El 8 de noviembre del 2019, luego de varias semanas en que Chile fue testigo de protestas rebosantes, actos tiránicos y desestabilización política, Patricia Espinosa, en una entrevista al diario La Tercera, afirmaba que “Hay un antes y un después del estallido social y eso marca la escritura”. Luego decía: “Nadie puede quedar inmune al ver el dolor de la gente y el sufrimiento, y mucho menos la violencia desatada del poder. Esto ya no se trata de un Yo, sino de todos. Y creo que ningún arte, y menos la literatura, va a ser el mismo después de este estallido”.
Vistas desde hoy, son palabras sorprendentes. Pero no lo son precisamente por su carácter premonitorio, sino por lo que pasó después. En la Furia del Libro edición 2023, a pocos años del estallido social, Espinosa afirmaba con rabiosa decepción que hasta ese momento, la narrativa nacional no había sido capaz de producir la novela del estallido. Acusaba, en ese conversatorio titulado “Ya nadie habla de libros: mito o realidad”, la mediocridad, estulticia y lentitud por parte de los escritores. Y de paso, remataba a algunos autores ante la risa de una buena parte de la audiencia.
En sus capas más ocultas, estas declaraciones esconden una forma de entender la crítica que predomina en nuestros días: la absoluta correspondencia entre literatura y realidad. Para Espinosa (pero no sólo para Espinosa; reconocemos aquí una escuela consagrada, una vertiente bastante explícita) la literatura funciona de forma automatizada. Los hechos ocurren y la literatura escribe sobre esos hechos. La historia acontece y la literatura escribe sobre esos hechos. De alguna manera, la escritura sería un procedimiento predeterminado y cerrado, cuya misión es “dar cuenta” o “representar” lo que ocurre en ese acontecimiento, sobre todo si hablamos de un hecho de magnitudes históricas, como el estallido social.
Sabemos por Raymond Williams que todas las teorías culturales que intentaron explicar la relación entre cultura y realidad de manera automatizada, no han sido capaces de demostrar satisfactoriamente esa relación. Muy por el contrario, han fracasado en sus intentos por desentrañar los vínculos que existen entre ellas.
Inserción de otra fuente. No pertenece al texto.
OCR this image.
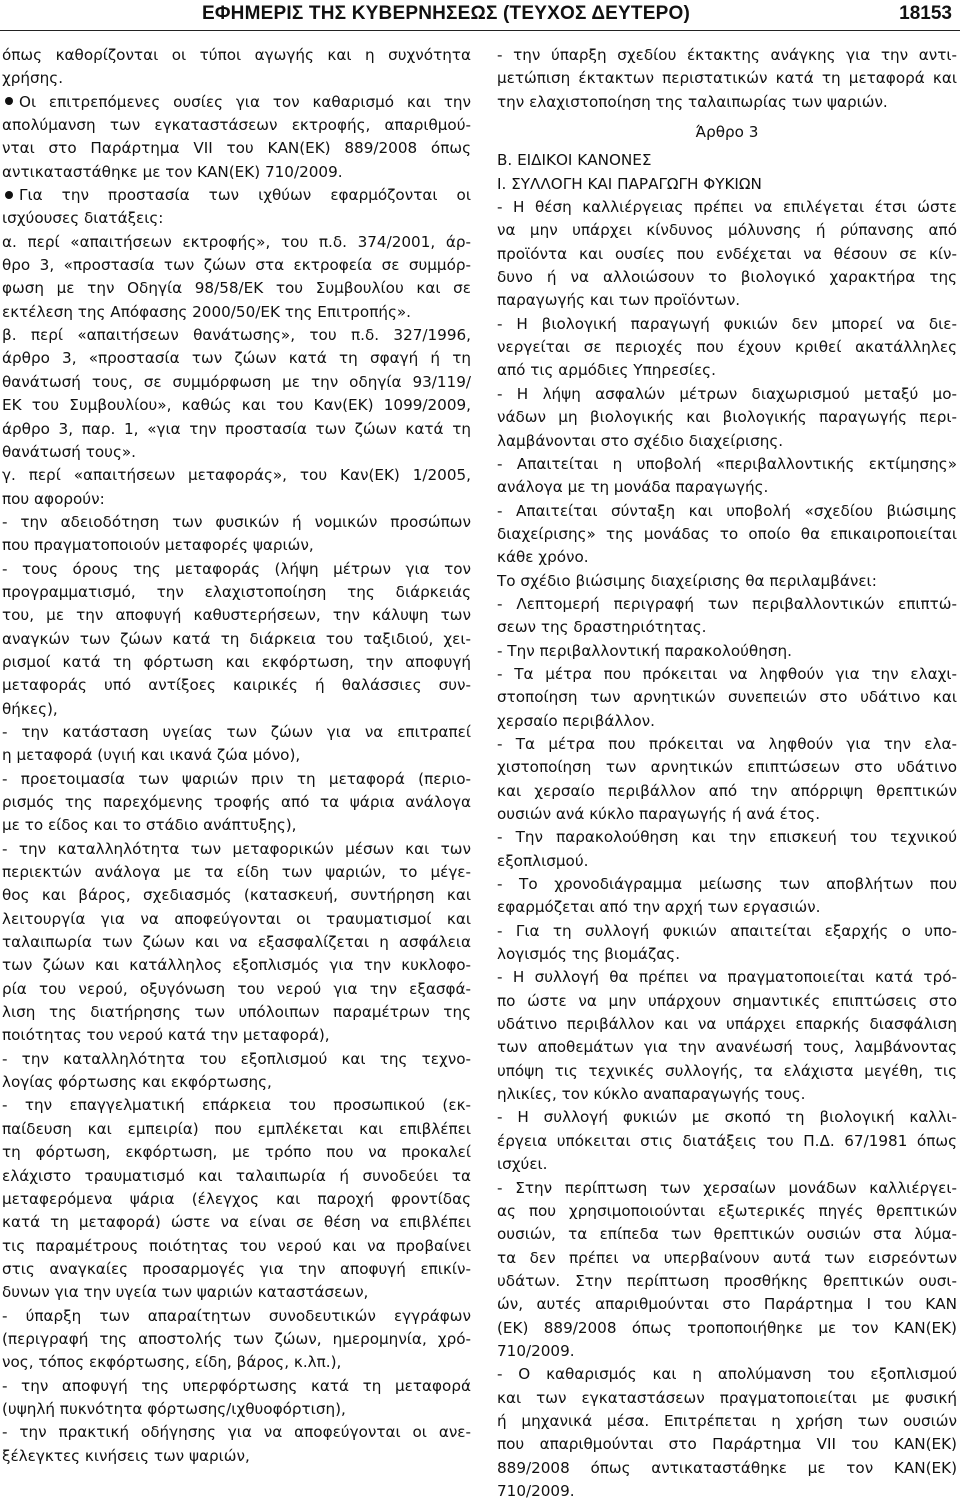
ΕΦΗΜΕΡΙΣ ΤΗΣ ΚΥΒΕΡΝΗΣΕΩΣ (ΤΕΥΧΟΣ ΔΕΥΤΕΡΟ)	18153
όπως καθορίζονται οι τύποι αγωγής και η συχνότητα
χρήσης.
Οι επιτρεπόμενες ουσίες για τον καθαρισμό και την
απολύμανση των εγκαταστάσεων εκτροφής, απαριθμού-
νται στο Παράρτημα VII του ΚΑΝ(ΕΚ) 889/2008 όπως
αντικαταστάθηκε με τον ΚΑΝ(ΕΚ) 710/2009.
Για την προστασία των ιχθύων εφαρμόζονται οι
ισχύουσες διατάξεις:
α. περί «απαιτήσεων εκτροφής», του π.δ. 374/2001, άρ-
θρο 3, «προστασία των ζώων στα εκτροφεία σε συμμόρ-
φωση με την Οδηγία 98/58/ΕΚ του Συμβουλίου και σε
εκτέλεση της Απόφασης 2000/50/ΕΚ της Επιτροπής».
β. περί «απαιτήσεων θανάτωσης», του π.δ. 327/1996,
άρθρο 3, «προστασία των ζώων κατά τη σφαγή ή τη
θανάτωσή τους, σε συμμόρφωση με την οδηγία 93/119/
ΕΚ του Συμβουλίου», καθώς και του Καν(ΕΚ) 1099/2009,
άρθρο 3, παρ. 1, «για την προστασία των ζώων κατά τη
θανάτωσή τους».
γ. περί «απαιτήσεων μεταφοράς», του Καν(ΕΚ) 1/2005,
που αφορούν:
- την αδειοδότηση των φυσικών ή νομικών προσώπων
που πραγματοποιούν μεταφορές ψαριών,
- τους όρους της μεταφοράς (λήψη μέτρων για τον
προγραμματισμό, την ελαχιστοποίηση της διάρκειάς
του, με την αποφυγή καθυστερήσεων, την κάλυψη των
αναγκών των ζώων κατά τη διάρκεια του ταξιδιού, χει-
ρισμοί κατά τη φόρτωση και εκφόρτωση, την αποφυγή
μεταφοράς υπό αντίξοες καιρικές ή θαλάσσιες συν-
θήκες),
- την κατάσταση υγείας των ζώων για να επιτραπεί
η μεταφορά (υγιή και ικανά ζώα μόνο),
- προετοιμασία των ψαριών πριν τη μεταφορά (περιο-
ρισμός της παρεχόμενης τροφής από τα ψάρια ανάλογα
με το είδος και το στάδιο ανάπτυξης),
- την καταλληλότητα των μεταφορικών μέσων και των
περιεκτών ανάλογα με τα είδη των ψαριών, το μέγε-
θος και βάρος, σχεδιασμός (κατασκευή, συντήρηση και
λειτουργία για να αποφεύγονται οι τραυματισμοί και
ταλαιπωρία των ζώων και να εξασφαλίζεται η ασφάλεια
των ζώων και κατάλληλος εξοπλισμός για την κυκλοφο-
ρία του νερού, οξυγόνωση του νερού για την εξασφά-
λιση της διατήρησης των υπόλοιπων παραμέτρων της
ποιότητας του νερού κατά την μεταφορά),
- την καταλληλότητα του εξοπλισμού και της τεχνο-
λογίας φόρτωσης και εκφόρτωσης,
- την επαγγελματική επάρκεια του προσωπικού (εκ-
παίδευση και εμπειρία) που εμπλέκεται και επιβλέπει
τη φόρτωση, εκφόρτωση, με τρόπο που να προκαλεί
ελάχιστο τραυματισμό και ταλαιπωρία ή συνοδεύει τα
μεταφερόμενα ψάρια (έλεγχος και παροχή φροντίδας
κατά τη μεταφορά) ώστε να είναι σε θέση να επιβλέπει
τις παραμέτρους ποιότητας του νερού και να προβαίνει
στις αναγκαίες προσαρμογές για την αποφυγή επικίν-
δυνων για την υγεία των ψαριών καταστάσεων,
- ύπαρξη των απαραίτητων συνοδευτικών εγγράφων
(περιγραφή της αποστολής των ζώων, ημερομηνία, χρό-
νος, τόπος εκφόρτωσης, είδη, βάρος, κ.λπ.),
- την αποφυγή της υπερφόρτωσης κατά τη μεταφορά
(υψηλή πυκνότητα φόρτωσης/ιχθυοφόρτιση),
- την πρακτική οδήγησης για να αποφεύγονται οι ανε-
ξέλεγκτες κινήσεις των ψαριών,
- την ύπαρξη σχεδίου έκτακτης ανάγκης για την αντι-
μετώπιση έκτακτων περιστατικών κατά τη μεταφορά και
την ελαχιστοποίηση της ταλαιπωρίας των ψαριών.
Άρθρο 3
Β. ΕΙΔΙΚΟΙ ΚΑΝΟΝΕΣ
Ι. ΣΥΛΛΟΓΗ ΚΑΙ ΠΑΡΑΓΩΓΗ ΦΥΚΙΩΝ
- Η θέση καλλιέργειας πρέπει να επιλέγεται έτσι ώστε
να μην υπάρχει κίνδυνος μόλυνσης ή ρύπανσης από
προϊόντα και ουσίες που ενδέχεται να θέσουν σε κίν-
δυνο ή να αλλοιώσουν το βιολογικό χαρακτήρα της
παραγωγής και των προϊόντων.
- Η βιολογική παραγωγή φυκιών δεν μπορεί να διε-
νεργείται σε περιοχές που έχουν κριθεί ακατάλληλες
από τις αρμόδιες Υπηρεσίες.
- Η λήψη ασφαλών μέτρων διαχωρισμού μεταξύ μο-
νάδων μη βιολογικής και βιολογικής παραγωγής περι-
λαμβάνονται στο σχέδιο διαχείρισης.
- Απαιτείται η υποβολή «περιβαλλοντικής εκτίμησης»
ανάλογα με τη μονάδα παραγωγής.
- Απαιτείται σύνταξη και υποβολή «σχεδίου βιώσιμης
διαχείρισης» της μονάδας το οποίο θα επικαιροποιείται
κάθε χρόνο.
Το σχέδιο βιώσιμης διαχείρισης θα περιλαμβάνει:
- Λεπτομερή περιγραφή των περιβαλλοντικών επιπτώ-
σεων της δραστηριότητας.
- Την περιβαλλοντική παρακολούθηση.
- Τα μέτρα που πρόκειται να ληφθούν για την ελαχι-
στοποίηση των αρνητικών συνεπειών στο υδάτινο και
χερσαίο περιβάλλον.
- Τα μέτρα που πρόκειται να ληφθούν για την ελα-
χιστοποίηση των αρνητικών επιπτώσεων στο υδάτινο
και χερσαίο περιβάλλον από την απόρριψη θρεπτικών
ουσιών ανά κύκλο παραγωγής ή ανά έτος.
- Την παρακολούθηση και την επισκευή του τεχνικού
εξοπλισμού.
- Το χρονοδιάγραμμα μείωσης των αποβλήτων που
εφαρμόζεται από την αρχή των εργασιών.
- Για τη συλλογή φυκιών απαιτείται εξαρχής ο υπο-
λογισμός της βιομάζας.
- Η συλλογή θα πρέπει να πραγματοποιείται κατά τρό-
πο ώστε να μην υπάρχουν σημαντικές επιπτώσεις στο
υδάτινο περιβάλλον και να υπάρχει επαρκής διασφάλιση
των αποθεμάτων για την ανανέωσή τους, λαμβάνοντας
υπόψη τις τεχνικές συλλογής, τα ελάχιστα μεγέθη, τις
ηλικίες, τον κύκλο αναπαραγωγής τους.
- Η συλλογή φυκιών με σκοπό τη βιολογική καλλι-
έργεια υπόκειται στις διατάξεις του Π.Δ. 67/1981 όπως
ισχύει.
- Στην περίπτωση των χερσαίων μονάδων καλλιέργει-
ας που χρησιμοποιούνται εξωτερικές πηγές θρεπτικών
ουσιών, τα επίπεδα των θρεπτικών ουσιών στα λύμα-
τα δεν πρέπει να υπερβαίνουν αυτά των εισρεόντων
υδάτων. Στην περίπτωση προσθήκης θρεπτικών ουσι-
ών, αυτές απαριθμούνται στο Παράρτημα Ι του ΚΑΝ
(ΕΚ) 889/2008 όπως τροποποιήθηκε με τον ΚΑΝ(ΕΚ)
710/2009.
- Ο καθαρισμός και η απολύμανση του εξοπλισμού
και των εγκαταστάσεων πραγματοποιείται με φυσική
ή μηχανικά μέσα. Επιτρέπεται η χρήση των ουσιών
που απαριθμούνται στο Παράρτημα VII του ΚΑΝ(ΕΚ)
889/2008 όπως αντικαταστάθηκε με τον ΚΑΝ(ΕΚ)
710/2009.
El error proviene, para Williams, en que se han tenido por autónomas y coherentes ambas estructuras, aún cuando su relación es bidireccional y por momentos contradictoria. Que sea bidireccional quiere decir que no es sólo la realidad la que determina a la cultura (la estructura a la superestructura), sino que hay un juego de interrelaciones complejas y específicas en el que ambas se influencian. Que sea contradictoria, por su parte, no quiere decir otra cosa que esto: que es fundamental y principalmente dialéctica.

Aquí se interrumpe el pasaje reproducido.